Integrating the many pieces that formed Orolia into a single company under new ownership, while creating a compliance program to meet U.S. and European standards, was overwhelming at times, she says.
In creating Orolia’s ethics and compliance program, Melody needed to define her role as in-house counsel. So she created a matrix listing her duties, such as litigation and corporate matters in one column. A second column referenced what could be handled by her legal team—such as General Data Protection Regulation or contract review—or by other departments (patent filing or IT).
The matrix clarified what her primary role and responsibilities should be, but between litigation, contracts, compliance, M&A, intellectual property and insurance issues, there’s no shortage of tasks.
In January 2021, she expects to roll out the integration of export control standards and rules in Orolia’s SAP enterprise resource planning and Salesforce customer relationship management programs.
It’s a collaboration between her and the head of trade compliance and will mean the proper documentation and approvals will be automatically generated for all sales.
In addition to building export control regulations, Melody and her team are also rolling out a new ethics and compliance platform through Microsoft SharePoint and Outlook which will prompt salespeople to answer detailed questions as the sales process begins, so proper controls can be applied to the ensuing relationship.

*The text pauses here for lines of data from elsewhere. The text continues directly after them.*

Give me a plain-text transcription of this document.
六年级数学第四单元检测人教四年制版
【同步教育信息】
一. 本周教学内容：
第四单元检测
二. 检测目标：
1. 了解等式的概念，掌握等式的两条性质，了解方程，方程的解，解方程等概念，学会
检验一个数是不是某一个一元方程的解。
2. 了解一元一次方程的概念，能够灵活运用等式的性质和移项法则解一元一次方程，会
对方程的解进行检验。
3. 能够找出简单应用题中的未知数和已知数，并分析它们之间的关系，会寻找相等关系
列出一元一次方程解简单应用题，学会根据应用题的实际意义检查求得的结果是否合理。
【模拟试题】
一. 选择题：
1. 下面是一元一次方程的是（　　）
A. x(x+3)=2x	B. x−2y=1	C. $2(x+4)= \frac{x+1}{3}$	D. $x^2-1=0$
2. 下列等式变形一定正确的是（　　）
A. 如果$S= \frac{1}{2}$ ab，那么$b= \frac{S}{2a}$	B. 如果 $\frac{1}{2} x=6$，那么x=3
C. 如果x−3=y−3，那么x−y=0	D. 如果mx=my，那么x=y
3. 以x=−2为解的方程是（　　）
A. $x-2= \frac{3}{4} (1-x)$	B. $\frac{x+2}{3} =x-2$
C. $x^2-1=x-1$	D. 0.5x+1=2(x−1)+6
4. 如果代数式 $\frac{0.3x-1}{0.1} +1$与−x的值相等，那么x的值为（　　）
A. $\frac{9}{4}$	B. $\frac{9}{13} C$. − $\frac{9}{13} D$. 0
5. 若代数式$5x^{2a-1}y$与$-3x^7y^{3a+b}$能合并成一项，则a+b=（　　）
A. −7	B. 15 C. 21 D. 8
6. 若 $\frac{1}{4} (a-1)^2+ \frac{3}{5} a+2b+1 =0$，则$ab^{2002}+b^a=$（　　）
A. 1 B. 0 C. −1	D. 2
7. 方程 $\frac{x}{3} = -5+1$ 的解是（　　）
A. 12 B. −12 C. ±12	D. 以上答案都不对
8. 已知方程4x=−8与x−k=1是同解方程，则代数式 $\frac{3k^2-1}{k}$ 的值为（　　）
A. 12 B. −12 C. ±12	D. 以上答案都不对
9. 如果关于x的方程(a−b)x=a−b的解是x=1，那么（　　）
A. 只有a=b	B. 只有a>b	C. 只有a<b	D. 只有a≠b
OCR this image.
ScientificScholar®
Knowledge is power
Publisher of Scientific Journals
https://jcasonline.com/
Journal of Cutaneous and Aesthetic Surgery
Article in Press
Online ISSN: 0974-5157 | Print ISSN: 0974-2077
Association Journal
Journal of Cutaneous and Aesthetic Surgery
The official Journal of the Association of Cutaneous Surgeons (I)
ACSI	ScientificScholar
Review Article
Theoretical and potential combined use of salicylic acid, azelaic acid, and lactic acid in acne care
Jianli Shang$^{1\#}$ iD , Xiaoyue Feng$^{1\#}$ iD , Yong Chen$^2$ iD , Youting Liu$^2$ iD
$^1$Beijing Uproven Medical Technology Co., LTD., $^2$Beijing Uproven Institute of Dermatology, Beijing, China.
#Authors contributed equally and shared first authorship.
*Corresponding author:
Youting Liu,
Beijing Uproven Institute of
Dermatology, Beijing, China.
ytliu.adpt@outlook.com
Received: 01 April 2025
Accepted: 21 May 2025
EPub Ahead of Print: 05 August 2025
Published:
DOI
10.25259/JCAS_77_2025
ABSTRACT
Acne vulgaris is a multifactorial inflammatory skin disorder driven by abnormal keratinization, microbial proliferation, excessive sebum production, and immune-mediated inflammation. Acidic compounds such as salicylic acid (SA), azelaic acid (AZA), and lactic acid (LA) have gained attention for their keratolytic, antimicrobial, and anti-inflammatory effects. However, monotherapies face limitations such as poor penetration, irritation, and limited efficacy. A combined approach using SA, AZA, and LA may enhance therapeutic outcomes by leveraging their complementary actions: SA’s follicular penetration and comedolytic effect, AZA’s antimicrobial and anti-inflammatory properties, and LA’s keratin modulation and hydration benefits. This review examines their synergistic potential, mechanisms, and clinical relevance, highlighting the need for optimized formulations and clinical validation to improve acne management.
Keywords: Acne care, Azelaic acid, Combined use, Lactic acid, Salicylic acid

As her team has grown from two to five contract managers, a trade compliance officer and an executive assistant, Melody says she’s been able to delegate more work.

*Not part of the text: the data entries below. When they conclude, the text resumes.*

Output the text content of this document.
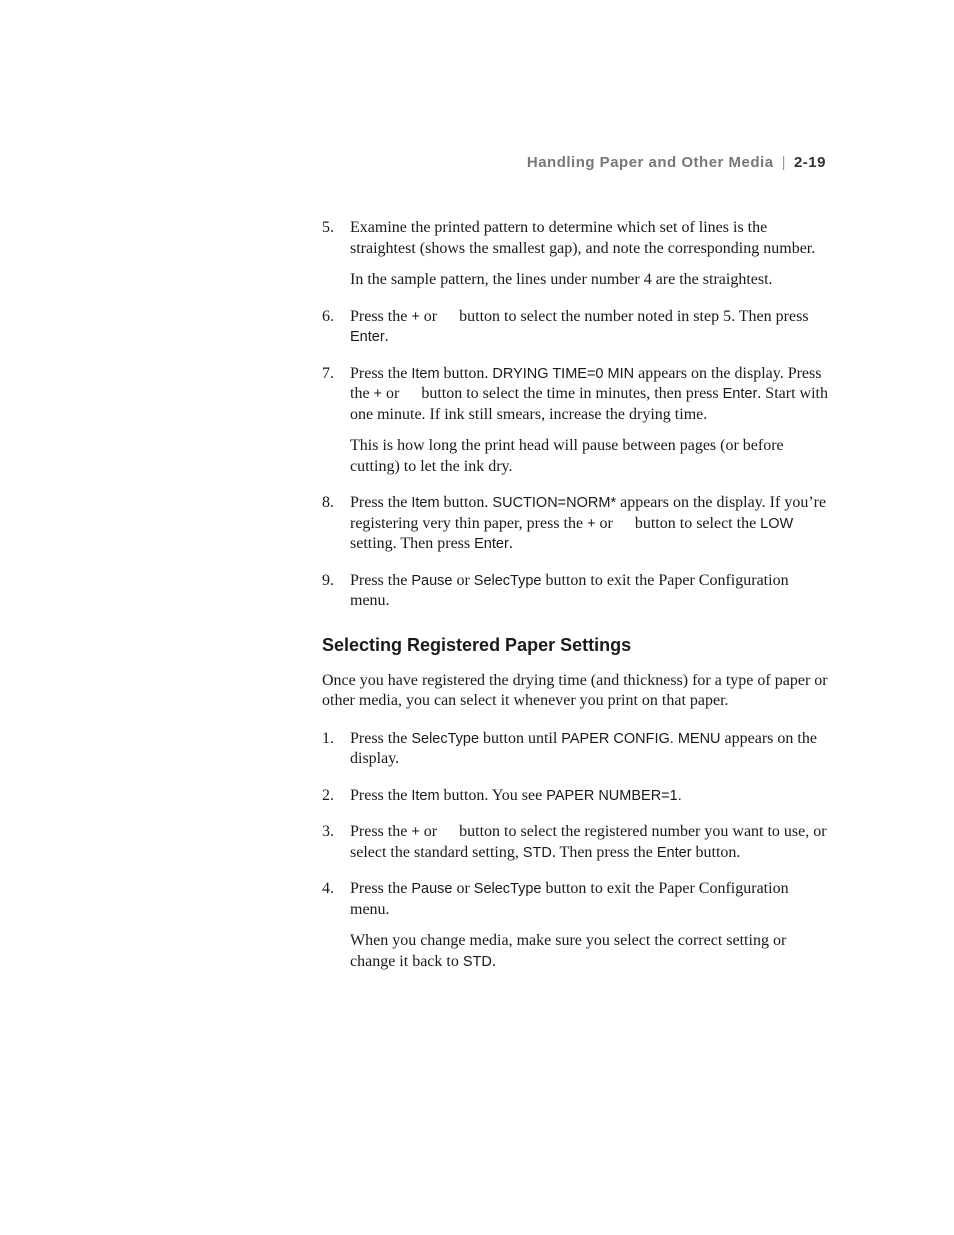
Handling Paper and Other Media | 2-19
5. Examine the printed pattern to determine which set of lines is the straightest (shows the smallest gap), and note the corresponding number.

In the sample pattern, the lines under number 4 are the straightest.

6. Press the + or  button to select the number noted in step 5. Then press Enter.

7. Press the Item button. DRYING TIME=0 MIN appears on the display. Press the + or  button to select the time in minutes, then press Enter. Start with one minute. If ink still smears, increase the drying time.

This is how long the print head will pause between pages (or before cutting) to let the ink dry.

8. Press the Item button. SUCTION=NORM* appears on the display. If you’re registering very thin paper, press the + or  button to select the LOW setting. Then press Enter.

9. Press the Pause or SelecType button to exit the Paper Configuration menu.

Selecting Registered Paper Settings

Once you have registered the drying time (and thickness) for a type of paper or other media, you can select it whenever you print on that paper.

1. Press the SelecType button until PAPER CONFIG. MENU appears on the display.

2. Press the Item button. You see PAPER NUMBER=1.

3. Press the + or  button to select the registered number you want to use, or select the standard setting, STD. Then press the Enter button.

4. Press the Pause or SelecType button to exit the Paper Configuration menu.

When you change media, make sure you select the correct setting or change it back to STD.
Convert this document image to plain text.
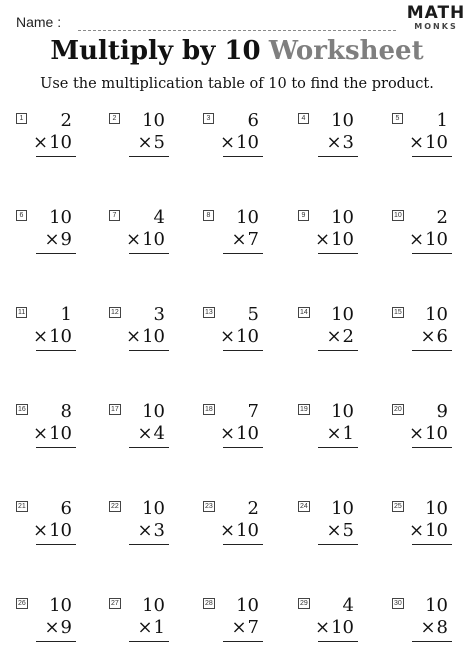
Name :	MATH
MONKS
Multiply by 10 Worksheet
Use the multiplication table of 10 to find the product.
1 2
×10
2 10
×5
3 6
×10
4 10
×3
5 1
×10
6 10
×9
7 4
×10
8 10
×7
9 10
×10
10 2
×10
11 1
×10
12 3
×10
13 5
×10
14 10
×2
15 10
×6
16 8
×10
17 10
×4
18 7
×10
19 10
×1
20 9
×10
21 6
×10
22 10
×3
23 2
×10
24 10
×5
25 10
×10
26 10
×9
27 10
×1
28 10
×7
29 4
×10
30 10
×8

“Amongst the team, someone’s always ready to take on a new project such as GDPR, managing the legal intranet or the choice of a contract management tool,” she says. “That’s true teamwork.”
Little gets outsourced, she adds.
“As a generalist, I will narrow down the issue as much as possible and consult the specialist on the particular aspect of the law. It’s similar to the role of a general practitioner who will triage the patients before referring them to a specialist,” Melody says.
Coming into the country
Leading the legal team of a U.S. tech company is not something Melody envisioned as a girl. Born in France, she did not speak English until she was 18. While studying for her law degree, an undergraduate course of study in France, she was offered a chance to become a student at the University of West Virginia for a year.
While touted as an exchange program, when she and a fellow student arrived in Morgantown, it seemed nobody knew they were coming. But she got to stay, and the credits she earned at UVW came in very handy a decade later when she took and passed the bar exam in New York.
Melody earned a Master of Law from Université Pierre Mendès-France in Grenoble in 1997 and a DESS, International Business Law from Université Jean Moulin in Lyon in 2000.
In 2001, she joined Alstom Transport, a French manufacturer of railroad equipment and services. As her career progressed from counsel to legal and contracts specialist to senior attorney, Melody was also moving from Paris to U.S. outposts including Hornell, New York, and Naperville, Illinois. Within two years after passing the bar exam, she was off to Singapore in 2009 as Alstom’s vice president of legal and contract management for Asia Pacific.
Melody returned to the U.S. in 2012 and in 2013 left Alstom and eventually joined Xerox as legal counsel supporting its large enterprise organization.
Her desire to stretch her abilities remained strong, though, making Orolia a great fit as it moved into the defense contracting space in an always changing and innovative environment, she says.
“I enjoy true legal work, such as drafting a contract or reviewing a complex indemnification clause. But it is less than 10 percent of what I do,” Melody says. “I am happy at Orolia because I am also able to create and build upon a vision for how to better support the company and maximize efficiencies.”